News From Terre Haute, Indiana

September 3, 2013

Short move: New R-H coach didn’t even have to leave home to take ‘attractive deal’

David Hughes
The Tribune-Star

TERRE HAUTE — In the case of many college coaches, when they leave one school to take a job at another, they have to pack up their belongings and move to a new home.

Not so with Geoff Wayton, who left Indiana State to become head coach for the NCAA Division III Rose-Hulman men’s and women’s cross country team and an assistant to Larry Cole for its men’s and women’s track and field program. Wayton’s hiring was announced Aug. 12.

“It’s only a four-minute commute for me to go to work,” said Wayton, who lives near Deming Park with his wife Jessica and their new son Kurt (born Feb. 21). “Work is actually closer for me now than it was when I was at Indiana State. It couldn’t have worked out any better.”

Saving on gas money isn’t the primary reason for Wayton switching employers, however.

“I was exposed to the Division III level a few years ago and I was awfully impressed,” he explained. “Division III became an attractive ideal. It puts athletics in a good perspective and Rose-Hulman is a great place to work. It’s just a good fit for my family.”

Wayton spent the last eight seasons on the Indiana State staff, where he primarily oversaw the sprints and relay competitors. In 2012, he stepped in to coach the men’s distance runners as well.

“I see a lot of parallels to what I was doing at Indiana State already,” he noted.

Wayton, 36, happens to be an experienced meet organizer as well. Since 2008, he’s served as meet director for the NCAA Division I men’s and women’s cross country national championships (except for 2012 when it didn’t take place here).

He also has served as meet director for the Nike Cross Nationals Midwest Regional Championships since 2007 and served as assistant meet director for the 2009 NCAA Division III Great Lakes Regional Championships hosted by Rose-Hulman.

Wayton was active in alumni affairs at ISU, founding the Sycamore Track and Field Alumni Panel, the Sycamore Cross Country Alumni Reception, the Sycamore Track and Field Alumni Reunion and Sycamore Senior Day.

Now he’s focused on helping Cole guide the Engineers.

“I had two great coaches to be mentored by at Indiana State in John McNichols and John Gartland,” he mentioned. “Now I’ve got a chance to be mentored by another one in Larry Cole.

“It’ll be a whole new range of experiences with Division III. … Larry’s got a wealth of knowledge and a different perspective.”

Wayton essentially replaced Cole’s son, Matthew Cole, on the staff.

The younger Cole, who accepted a head-coaching job with the Wisconsin-River Falls cross country and track programs this summer, had been the women’s cross country coach and track assistant at Rose-Hulman for the past seven years.

One of Matthew Cole’s prize pupils was recently graduated women’s high jumper Liz Evans, who captured five Division III national titles with the Engineers.
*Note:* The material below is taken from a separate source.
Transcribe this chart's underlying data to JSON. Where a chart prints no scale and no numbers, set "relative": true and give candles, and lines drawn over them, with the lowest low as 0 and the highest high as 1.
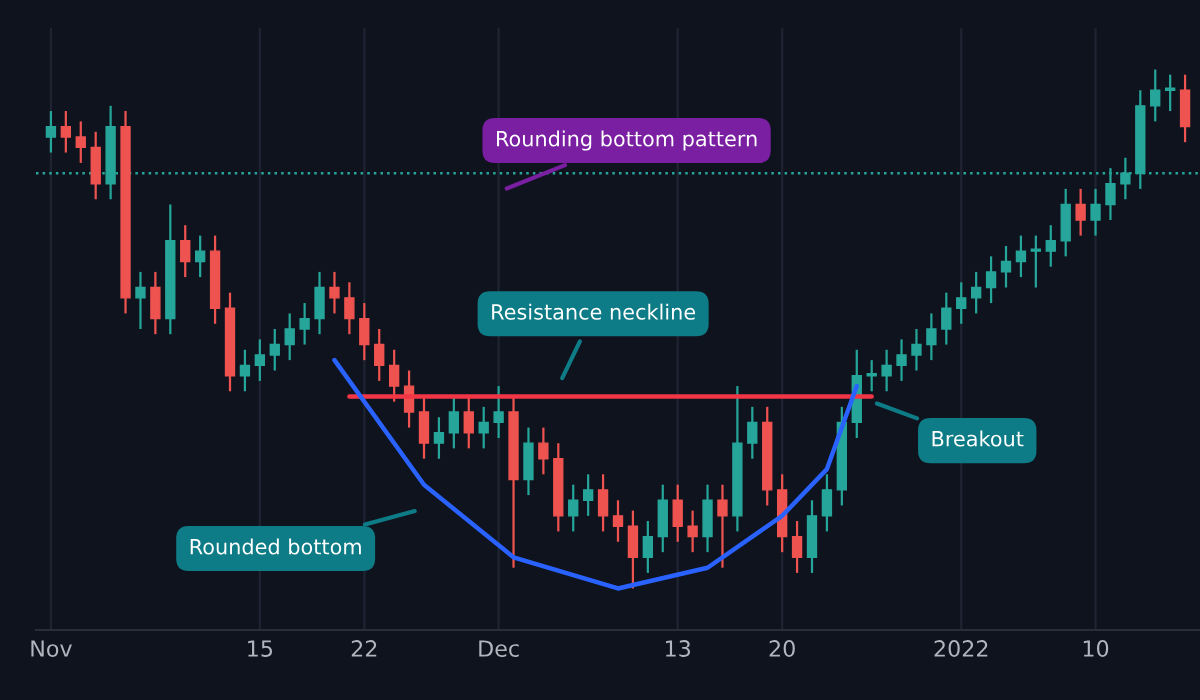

Meanwhile, Larry Cole used to be the Rose men’s cross country coach. But he’ll assist Wayton this season, even though he is Wayton’s supervisor in the athletic department.

Back in Wayton’s own running days, he became the first ISU distance runner to capture an individual conference title in the Missouri Valley Conference outdoor track and field championships (1997 at Illinois State). Also, he was twice named all-district in cross country and was named to the MVC’s All-Centennial Team in 2007.

After graduating from Indiana State in 2000 with bachelor’s degrees in English and geography, Wayton took part in the U.S. Olympic Committee’s Attitude Training Study in Dallas and Park City, Utah. From 2001-2002, he served as head coach of the Academy of Holy Angels’ boys and girls cross country and track teams in Richfield, Minn. In 2005, he became head coach of Northview High School’s girls cross country and track teams.

Not surprisingly, Wayton is rarin’ to go on a new season as coach, which starts Sept. 14 with the Sycamore Invitational at LaVern Gibson Championship Course.

“Each school has its own particular arena in competitiveness,” he assessed. “In HCAC [Heartland Collegiate Athletic Conference] men’s cross country, I can see us giving [nationally ranked] Manchester a run this year. Larry left me a very talented group of young men. … We’ve got a small group returning on the women’s side. We’re going to have to recruit hard there in the next few years.”